# What color paint?



## NissanTuner (Dec 1, 2002)

In light of the bodykit ill be purchasing this week, Im wondering what color paint to follow up with on the car. Heres what im thinking:

Electron Blue with purple pearl (aka civic si blue w/purple pearl)

or 

Anthracite with blue pearl

Let me know what you guys think, feel free to post suggestions if you like neither. I do not want to go with a stock nissan color, like red, or black or white, too plain for me. Im going for something that grabs attention in a tasteful way, not in a "Hey look at me I drive a lime green car" way.

Lemme know, im prepping the car starting friday.

Ryan


----------



## Token Moron (Mar 28, 2003)

what about skyline blue?


----------



## wickedsr20 (Aug 8, 2002)

350Z blue. Dear god man, don't use a Honda color.


----------



## NissanTuner (Dec 1, 2002)

Anthracite with sapphire pearl it is I guess  Unless anyone knows of an import car that was factory painted gunmetal and the year of the make, cause gunmetal would look sick on our cars too with all the curves.


----------



## ScarCrow28 (May 14, 2002)

How About WRX or 350z Blue? Then just add some chroma to that!  
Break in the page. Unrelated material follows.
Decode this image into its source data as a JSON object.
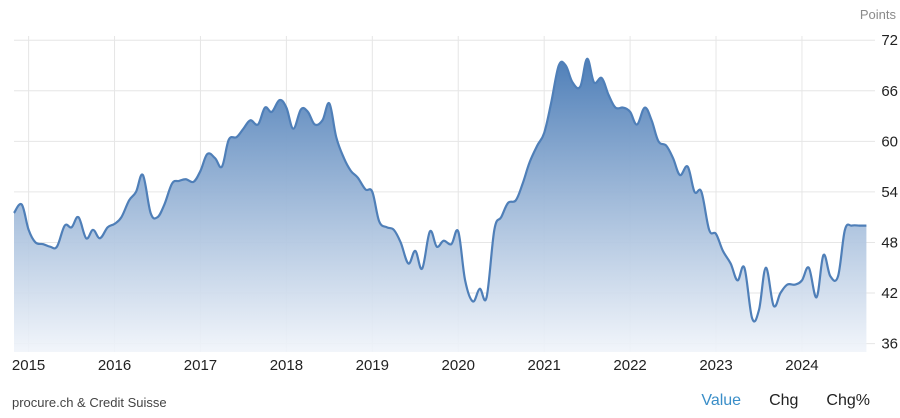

Si blue, give me a break. That is almost, yet almost, as bad as putting an SR20 into a Civic. Very Insulting to Nissan.


----------



## NissanTuner (Dec 1, 2002)

its a fucking color people, get a damn clue, its not mutiny to paint your car a color you like. Just cause its named civic si blue doesnt mean any of the money goes to honda for the color, they are getting zero support from me. PPG makes the paint, its called Neutron Blue.

goddamn.

The only reason I DIDNT go with the SI blue is its getting played out, im starting to see it on scubaru's, acura's, audi's etc.


----------



## ScarCrow28 (May 14, 2002)

hee hee hee


----------



## WasKie (Jun 3, 2003)

:thumbup:



> How About WRX or 350z Blue? Then just add some chroma to that!


----------



## McLaren F1 2003 (Jan 2, 2003)

NissanTuner said:


> *its a fucking color people, get a damn clue, its not mutiny to paint your car a color you like. Just cause its named civic si blue doesnt mean any of the money goes to honda for the color, they are getting zero support from me. PPG makes the paint, its called Neutron Blue.
> 
> goddamn.
> 
> The only reason I DIDNT go with the SI blue is its getting played out, im starting to see it on scubaru's, acura's, audi's etc. *



he makes a valid point


----------



## dsigns (May 23, 2003)

Infiniti G20 Maui Blue...now thats a beautiful color...


----------



## OmegaManEX (Oct 4, 2002)

if you like the blue that u used on your interior trim , i say use that or a paint similar to that color


----------



## samo (Apr 30, 2002)

ScarCrow28 said:


> *Si blue, give me a break. That is almost, yet almost, as bad as putting an SR20 into a Civic. Very Insulting to Nissan. *


----------



## crazy4myb14 (Jan 20, 2003)

NissanTuner said:


> *Anthracite with sapphire pearl it is I guess  Unless anyone knows of an import car that was factory painted gunmetal and the year of the make, cause gunmetal would look sick on our cars too with all the curves. *


lexus IS300!

Ben


----------



## crazy4myb14 (Jan 20, 2003)

get the paint done then buy my seats!

Ben


----------



## NissanTuner (Dec 1, 2002)

hehe, buying seats will never happen for me, i have monitors installed in mine, racing seats would completely negate the ability to use my headrest mounted TV's.


----------